Dès le jour de son lancement, le 26 avril, l'émission suscite un véritable engouement : M6 attire 5,2 millions de téléspectateurs pour la soirée inaugurale. Chez les internautes, c'est le raz de marée. D'autant que, sur le site Internet de M6, on aura le droit à la retransmission intégrale, c'est-à-dire non expurgée, des ébats chaleureux qui unissent deux des protagonistes de l'émission, Loanna et Jean-Édouard, dans la piscine du loft. Aussitôt, dans les médias, au bureau ou dans les cours de récréation, on ne parle plus que de cela, en bien ou en mal. Ce qui suscite autant de réactions en chaîne.

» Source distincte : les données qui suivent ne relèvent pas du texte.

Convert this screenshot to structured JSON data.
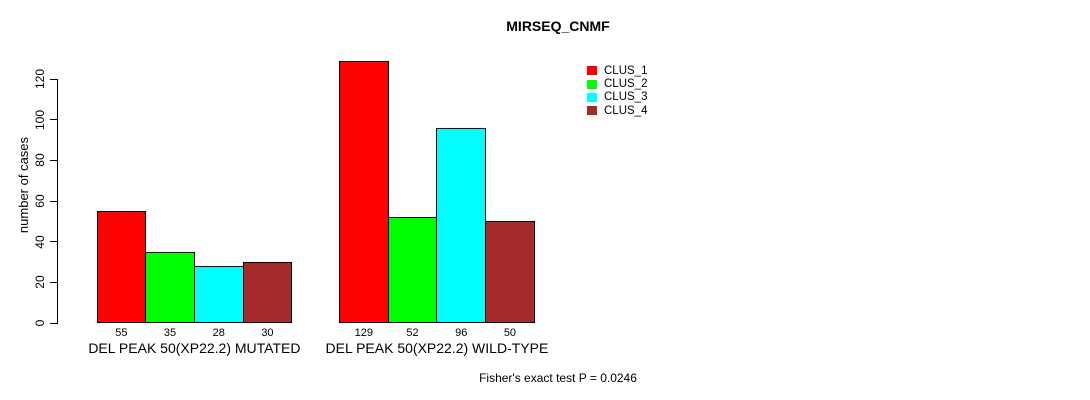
{
  "chart_data": {
    "type": "bar",
    "title": "MIRSEQ_CNMF",
    "ylabel": "number of cases",
    "annotation": "Fisher's exact test P = 0.0246",
    "yticks": [
      0,
      20,
      40,
      60,
      80,
      100,
      120
    ],
    "ylim": [
      0,
      125
    ],
    "grid": false,
    "legend_position": "top-right",
    "categories": [
      "DEL PEAK 50(XP22.2) MUTATED",
      "DEL PEAK 50(XP22.2) WILD-TYPE"
    ],
    "series": [
      {
        "name": "CLUS_1",
        "color": "#FF0000",
        "values": [
          55,
          129
        ]
      },
      {
        "name": "CLUS_2",
        "color": "#00FF00",
        "values": [
          35,
          52
        ]
      },
      {
        "name": "CLUS_3",
        "color": "#00FFFF",
        "values": [
          28,
          96
        ]
      },
      {
        "name": "CLUS_4",
        "color": "#A52A2A",
        "values": [
          30,
          50
        ]
      }
    ],
    "bar_value_labels": [
      [
        "55",
        "35",
        "28",
        "30"
      ],
      [
        "129",
        "52",
        "96",
        "50"
      ]
    ]
  }
}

Les neuf sages du CSA font « savoir publiquement qu'ils ont la chaîne à l'œil » : ils demanderont plus de liberté et des pauses pour les candidats. Le 6 mai, un lofteur, David, jette volontairement l'éponge, semant le doute parmi les téléspectateurs : la vie du loft est-elle aussi spontanée que les producteurs le prétendent ? Des actions anti-Loft s'organisent, des auditeurs prennent d'assaut le loft, des associations déposent des poubelles devant le siège parisien de M6. Le 5 juin, Benjamin Castaldi, l'animateur de l'émission, dit tout : « Le vrai défi, c'est de sortir du loft. » Rien n'y fait. Au fur et à mesure de l'élimination des candidats, l'audience atteindra jusqu'à dix millions de téléspectateurs et M6 creuse l'écart avec TF1 en parts de marché. Chez les moins de trente ans, le Loft fait un tabac. Chez les moins de seize ans, il est un modèle. Ils vont y chercher un mode d'emploi des relations humaines, relayant cette antienne avec une lucidité désespérée : « Ils sont cons, mais comme nous quand on aura à vingt ans », ou encore intello comme Phillipe, chipie comme Laure, cynique comme Kenza, Causette comme Loanna, insouciant comme Jean-Édouard, mais, dans tous les cas, plus ou moins paumés.

L'après-Loft

Les esprits chagrins, eux, regrettent l'engouement pour le voyeurisme et la futilité proposés par les démiurges de M6, la dégradation de l'offre télévisuelle ou la sitcomisation du réel interprétée par des stars de pacotille, cette gloire gratuite accordée à des anti-héros qui s'épuisent à trouver une paradoxale liberté dans un enfermement collectif. Mais ils reconnaissent que cette télévision, sans ambition ni prétention, cette scénarisation de la banalité, répond à une attente de proximité des téléspectateurs. Ce en quoi les meilleurs esprits voient une révélation sociologique capitale. Certes, les lofteurs ne sont préoccupés que de notoriété, mais comment s'en étonner alors que la société s'accommode davantage du désir de représentation que de celui de l'action ?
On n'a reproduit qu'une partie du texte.